Filipino comics artist and illustrator

Mar Amongo (October 9, 1936 - August 10, 2005) was a Filipino comics artist and illustrator.

Amongo was born in Santa Cruz, Manila, Philippines. His first stint was with Manlapaz Publishing, where he inked the very first Noli Me Tangere comics novel. After studying with cartoonist Nestor Redondo, he had a fruitful career illustrating "komiks" in his native country.

In 1971, DC Comics Editor-in-Chief Carmine Infantino and editor Joe Orlando traveled to the Philippines on a recruiting trip for artists. Amongo, Alfredo Alcala, Ernie Chan, Alex Niño, Nestor Redondo, and Gerry Talaoc were some of the Filipino artists who went on to work for DC, particularly in the 1970s and 1980s.

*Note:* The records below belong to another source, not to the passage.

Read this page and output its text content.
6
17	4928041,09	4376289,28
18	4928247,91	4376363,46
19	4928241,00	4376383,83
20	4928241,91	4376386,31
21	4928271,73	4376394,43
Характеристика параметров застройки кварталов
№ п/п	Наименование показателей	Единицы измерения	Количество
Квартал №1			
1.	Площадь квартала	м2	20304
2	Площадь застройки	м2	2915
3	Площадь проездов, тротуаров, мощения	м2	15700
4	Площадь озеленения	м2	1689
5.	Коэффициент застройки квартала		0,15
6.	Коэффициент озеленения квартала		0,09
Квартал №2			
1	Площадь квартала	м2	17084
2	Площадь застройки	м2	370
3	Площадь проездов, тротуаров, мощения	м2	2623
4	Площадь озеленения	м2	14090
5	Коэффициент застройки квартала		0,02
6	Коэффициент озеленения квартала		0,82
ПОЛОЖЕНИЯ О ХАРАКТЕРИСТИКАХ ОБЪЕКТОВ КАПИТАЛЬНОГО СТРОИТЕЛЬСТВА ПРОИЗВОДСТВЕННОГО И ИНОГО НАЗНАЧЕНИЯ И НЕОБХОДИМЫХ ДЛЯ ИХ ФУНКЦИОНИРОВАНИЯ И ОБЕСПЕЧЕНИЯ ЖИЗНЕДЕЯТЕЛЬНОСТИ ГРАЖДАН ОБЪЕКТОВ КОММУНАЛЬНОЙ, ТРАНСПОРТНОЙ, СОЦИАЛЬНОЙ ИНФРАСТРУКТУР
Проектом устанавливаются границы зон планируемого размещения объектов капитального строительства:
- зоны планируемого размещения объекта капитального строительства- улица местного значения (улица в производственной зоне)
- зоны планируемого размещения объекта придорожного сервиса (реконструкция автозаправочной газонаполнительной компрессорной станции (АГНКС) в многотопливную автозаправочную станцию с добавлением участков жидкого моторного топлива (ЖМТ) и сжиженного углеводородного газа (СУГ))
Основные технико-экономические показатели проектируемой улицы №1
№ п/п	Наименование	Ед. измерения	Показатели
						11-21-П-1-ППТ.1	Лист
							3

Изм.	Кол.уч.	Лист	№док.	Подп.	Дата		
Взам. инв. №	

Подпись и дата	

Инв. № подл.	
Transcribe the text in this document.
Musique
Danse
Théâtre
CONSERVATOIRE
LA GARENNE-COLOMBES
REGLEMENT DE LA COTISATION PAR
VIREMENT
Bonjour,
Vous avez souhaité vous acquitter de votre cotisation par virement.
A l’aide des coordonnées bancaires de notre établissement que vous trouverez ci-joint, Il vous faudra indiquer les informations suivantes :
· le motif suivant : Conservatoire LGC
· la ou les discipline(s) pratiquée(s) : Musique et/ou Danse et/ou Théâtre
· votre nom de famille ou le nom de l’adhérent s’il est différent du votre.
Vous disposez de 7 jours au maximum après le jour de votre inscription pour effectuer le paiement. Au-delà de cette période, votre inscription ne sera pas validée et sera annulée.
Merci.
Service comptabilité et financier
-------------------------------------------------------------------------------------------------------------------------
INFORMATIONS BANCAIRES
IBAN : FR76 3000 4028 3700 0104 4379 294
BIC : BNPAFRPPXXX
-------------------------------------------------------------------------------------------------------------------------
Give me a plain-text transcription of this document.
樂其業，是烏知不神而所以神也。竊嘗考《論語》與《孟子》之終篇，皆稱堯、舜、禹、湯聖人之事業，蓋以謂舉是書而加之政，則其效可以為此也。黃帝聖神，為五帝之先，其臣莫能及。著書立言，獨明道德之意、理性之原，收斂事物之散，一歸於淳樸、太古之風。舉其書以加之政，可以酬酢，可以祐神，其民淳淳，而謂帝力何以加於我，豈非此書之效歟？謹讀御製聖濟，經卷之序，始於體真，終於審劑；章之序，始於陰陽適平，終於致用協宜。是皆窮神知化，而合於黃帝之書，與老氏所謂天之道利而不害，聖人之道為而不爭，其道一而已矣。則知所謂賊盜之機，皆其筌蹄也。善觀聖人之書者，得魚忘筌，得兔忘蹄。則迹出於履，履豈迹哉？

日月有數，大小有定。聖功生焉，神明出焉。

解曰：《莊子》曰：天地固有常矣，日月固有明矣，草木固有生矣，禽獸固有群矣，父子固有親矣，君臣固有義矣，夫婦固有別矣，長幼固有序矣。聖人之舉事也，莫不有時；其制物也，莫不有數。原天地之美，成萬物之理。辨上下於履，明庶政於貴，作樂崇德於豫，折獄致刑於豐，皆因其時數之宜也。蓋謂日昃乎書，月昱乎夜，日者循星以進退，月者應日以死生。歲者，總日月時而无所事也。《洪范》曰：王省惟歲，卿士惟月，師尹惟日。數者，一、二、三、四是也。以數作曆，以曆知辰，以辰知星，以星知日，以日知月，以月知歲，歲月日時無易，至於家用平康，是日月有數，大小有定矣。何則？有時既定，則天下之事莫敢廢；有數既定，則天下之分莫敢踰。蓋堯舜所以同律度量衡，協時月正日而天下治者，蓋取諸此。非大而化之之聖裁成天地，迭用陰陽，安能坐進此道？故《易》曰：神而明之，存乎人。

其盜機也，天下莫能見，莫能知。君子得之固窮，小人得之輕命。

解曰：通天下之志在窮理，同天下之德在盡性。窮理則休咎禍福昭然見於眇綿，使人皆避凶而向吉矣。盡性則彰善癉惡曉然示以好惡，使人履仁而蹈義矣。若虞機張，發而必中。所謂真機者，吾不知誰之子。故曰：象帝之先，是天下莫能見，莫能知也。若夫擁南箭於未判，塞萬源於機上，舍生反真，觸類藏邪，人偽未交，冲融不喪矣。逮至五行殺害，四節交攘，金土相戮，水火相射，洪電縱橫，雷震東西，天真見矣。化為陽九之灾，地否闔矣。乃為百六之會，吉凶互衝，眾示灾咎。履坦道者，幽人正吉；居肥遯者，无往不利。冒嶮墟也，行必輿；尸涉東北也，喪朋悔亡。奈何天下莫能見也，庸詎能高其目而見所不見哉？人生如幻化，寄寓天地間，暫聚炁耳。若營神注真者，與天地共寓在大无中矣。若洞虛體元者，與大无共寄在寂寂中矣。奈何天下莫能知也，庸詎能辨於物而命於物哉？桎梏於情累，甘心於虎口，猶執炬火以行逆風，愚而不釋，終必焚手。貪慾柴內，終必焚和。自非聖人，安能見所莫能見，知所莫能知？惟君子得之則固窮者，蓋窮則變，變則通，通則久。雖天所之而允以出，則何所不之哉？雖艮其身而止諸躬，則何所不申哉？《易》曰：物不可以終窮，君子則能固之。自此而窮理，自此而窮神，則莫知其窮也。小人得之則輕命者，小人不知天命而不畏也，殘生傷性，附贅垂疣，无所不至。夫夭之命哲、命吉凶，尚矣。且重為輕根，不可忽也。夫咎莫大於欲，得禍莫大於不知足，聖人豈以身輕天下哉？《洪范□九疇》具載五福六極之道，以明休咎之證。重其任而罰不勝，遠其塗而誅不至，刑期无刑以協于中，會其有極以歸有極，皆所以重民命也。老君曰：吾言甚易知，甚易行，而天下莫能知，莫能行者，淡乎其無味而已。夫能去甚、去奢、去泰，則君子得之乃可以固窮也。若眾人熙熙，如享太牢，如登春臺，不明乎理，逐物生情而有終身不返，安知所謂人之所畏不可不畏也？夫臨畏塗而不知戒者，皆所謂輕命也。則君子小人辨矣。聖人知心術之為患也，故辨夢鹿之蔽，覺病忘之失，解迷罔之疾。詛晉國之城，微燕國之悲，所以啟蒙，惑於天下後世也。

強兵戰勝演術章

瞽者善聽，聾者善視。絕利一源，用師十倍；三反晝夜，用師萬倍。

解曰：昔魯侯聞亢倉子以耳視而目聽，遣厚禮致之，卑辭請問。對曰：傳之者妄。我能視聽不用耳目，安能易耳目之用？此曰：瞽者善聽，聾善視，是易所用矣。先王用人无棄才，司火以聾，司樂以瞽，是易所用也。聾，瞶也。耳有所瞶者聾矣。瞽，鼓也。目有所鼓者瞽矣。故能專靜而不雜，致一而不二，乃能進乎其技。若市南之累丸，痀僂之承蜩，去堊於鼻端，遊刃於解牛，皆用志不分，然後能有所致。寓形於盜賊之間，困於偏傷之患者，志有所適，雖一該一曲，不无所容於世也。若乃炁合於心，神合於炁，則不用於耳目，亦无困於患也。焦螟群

From 1983 to 1994, he worked in the Middle East as a traditional illustrator and transitioned to digital arts in later years.

On his return to the Philippines, he was given a comic strip by the Philippines Journal, Inc. to chronicle his ordeals in Kuwait during the Gulf War. It was also during this period that the Philippine government commissioned him to do some murals. First, the "ecosystems mural" which he did for the Department of Environment and Natural Resources, and second, a mural showcasing Filipino heroes, which was digitally reproduced and displayed in strategic areas around Laguna, Philippines, during the Philippine Independence Centennial celebration. He later adapted two of Paul Twitchell's books on Eckankar– The Tiger's Fang and Talons of Time.

Amongo died on August 10, 2005, at age 69, in Los Baños, Laguna, Philippines.